Впереди, среди серых, зияющих пустыми проемами окон домов, мелькают такие же серые силуэты. Это те, кто еще живет. Мы машем им, кричим, но никто не выходит. Под ногами осколки стекла, мусор всюду искореженные, сожженные останки легковых машин. Нам плохо видны лица людей, но что это люди - нет сомнений. Вдоль трамвайной колеи - брошенные искореженные пожаром и людьми остовы трамваев. По краям дороги, вывернутые из земли бордюры- следы проезжавшей здесь тяжелой техники и проржавевшие танковые траки. От воронок рябит в глазах. Что-то напоминает нам о той ситуации, что прокатилась волной по Балканам, но здесь намного хуже. Выбитые стекла когда-то бывших магазинов, заколоченные почерневшей доской оконные проемы парикмахерских, и судя по выцветшим вывескам, салонам мобильной связи. Отдельно стоящие, изрешеченные пулями обгоревшие бензоколонки, и остов огромного супермаркета. Мы приближаемся к полуразрушенному крупнопанельному дому и, остановившись возле него, замираем. Перед нами прямо на земле лежит человек. Старик, который умер не меньше чем два, или возможно больше, дня назад. Его лицо  облеплено сытыми, медленно передвигающимися по трупу зелеными мухами (и это несмотря на ноябрь месяц - хотя, еще довольно тепло, плюс семнадцать). Мы выходим из салона джипа, приближаемся к умершему человеку вплотную. От нашего появления мухи, надсадно гудя, пытаются улететь, оставляя то, что мы видим перед собой. Восковое изъеденное мухами лицо, темные сгустки на шее... Его вид ужасен, как ужасно все то, что нас окружает. Оглянувшись, мы видим вырубленные деревья, а их корни, выкорчеванные из земли, напоминают усохшие щупальца осьминога. Разрушенные придомовые подъезды, пустые окна, где изредка мелькают лица людей. Страшно.
      
“ Опасность она рядом, только протяни руку и поймаешь ее”, - наверное, так думает каждый из нас. Михаил Душко, равнодушно смотрит на разруху, ему не привыкать. Неожиданно, труп начинает шевелиться, и к своему ужасу, мы видим перед собой выползшую из-под тела огромную крысу, в зубах которой, кусок гниющей человеческой плоти. Наш сопровождающий Михаил выхватил из кобуры пистолет, стреляет в нее. Слышен писк крысы, и мы видим, что он не промазал. Теперь на земле два трупа: к радости мух.
 
Серый, унылый подъезд брошенного людьми дома. Едва вошли- увидели два трупа. Мы застыли, не в силах произнести слово. Только в город - и такое! В темноте подъезда что-то блеснуло. Шон включил мощный фонарик, осветил трупы. Тошнота подступала к горлу, но мы смотрели. Широко раскрытые глаза еще не объеденные крысами и вездесущими червями, раздувшиеся животы и гниющая плоть. Мы можем, как угодно описывать все увиденное, но самое страшное, это лохмотья почерневшей кожи, кусками свисавшей с трупов. У нас невольно возникло картинка трехлетней давности, конференция посвященной последствиям военного и экономического кризиса. Тогда министр экономики, улыбаясь, долго и напыщенно обрисовывал картину благоденствия, которое будет, с его слов, через год. И вот…
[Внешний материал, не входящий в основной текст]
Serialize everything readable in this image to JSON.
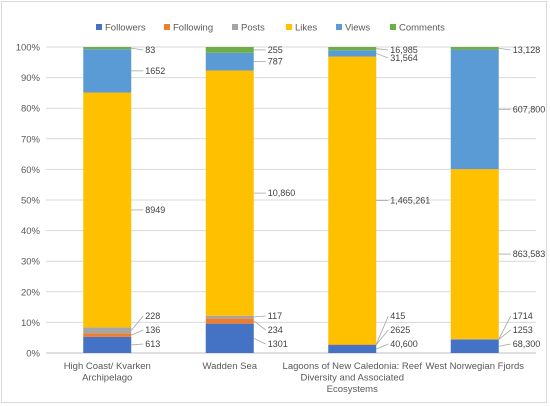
{
  "chart_data": {
    "type": "bar",
    "stacked": "percent",
    "categories": [
      [
        "High Coast/ Kvarken",
        "Archipelago"
      ],
      [
        "Wadden Sea"
      ],
      [
        "Lagoons of New Caledonia: Reef",
        "Diversity and Associated",
        "Ecosystems"
      ],
      [
        "West Norwegian Fjords"
      ]
    ],
    "series": [
      {
        "name": "Followers",
        "color": "#4472c4",
        "values": [
          613,
          1301,
          40600,
          68300
        ]
      },
      {
        "name": "Following",
        "color": "#ed7d31",
        "values": [
          136,
          234,
          2625,
          1253
        ]
      },
      {
        "name": "Posts",
        "color": "#a5a5a5",
        "values": [
          228,
          117,
          415,
          1714
        ]
      },
      {
        "name": "Likes",
        "color": "#ffc000",
        "values": [
          8949,
          10860,
          1465261,
          863583
        ]
      },
      {
        "name": "Views",
        "color": "#5b9bd5",
        "values": [
          1652,
          787,
          31564,
          607800
        ]
      },
      {
        "name": "Comments",
        "color": "#70ad47",
        "values": [
          83,
          255,
          16985,
          13128
        ]
      }
    ],
    "data_labels": [
      [
        "613",
        "136",
        "228",
        "8949",
        "1652",
        "83"
      ],
      [
        "1301",
        "234",
        "117",
        "10,860",
        "787",
        "255"
      ],
      [
        "40,600",
        "2625",
        "415",
        "1,465,261",
        "31,564",
        "16,985"
      ],
      [
        "68,300",
        "1253",
        "1714",
        "863,583",
        "607,800",
        "13,128"
      ]
    ],
    "y_ticks": [
      "0%",
      "10%",
      "20%",
      "30%",
      "40%",
      "50%",
      "60%",
      "70%",
      "80%",
      "90%",
      "100%"
    ],
    "ylim": [
      0,
      100
    ],
    "grid": true,
    "legend_position": "top"
  }
}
Но в этом ужасе были виноваты не только те, кто, сейчас, благоухая дорогой парфюмерией, расслаблялся на курортах Анталии или Багамах. Больше всего в своей инертности были виновны сами жители огромной страны. Костер, так долго тлевший, наконец-то полыхнул огнем, сжигая все на своем пути. 
 
Самуил поднимает огрызок газеты. Сколько ей лет? Она не раз была промокшей, смоченная дождем и снегом. По ней топтались ногами жители города, но она, пусть часть ее, перед глазами. Михаил берет из его рук этот огрызок и читает нам вслух:
 “Правительство сдерживает всеми силами падение национальной валюты…Группировки сепаратистов перешли в наступление… Все те, кто паникует, предает интересы государства, все они должны понести ответственность…”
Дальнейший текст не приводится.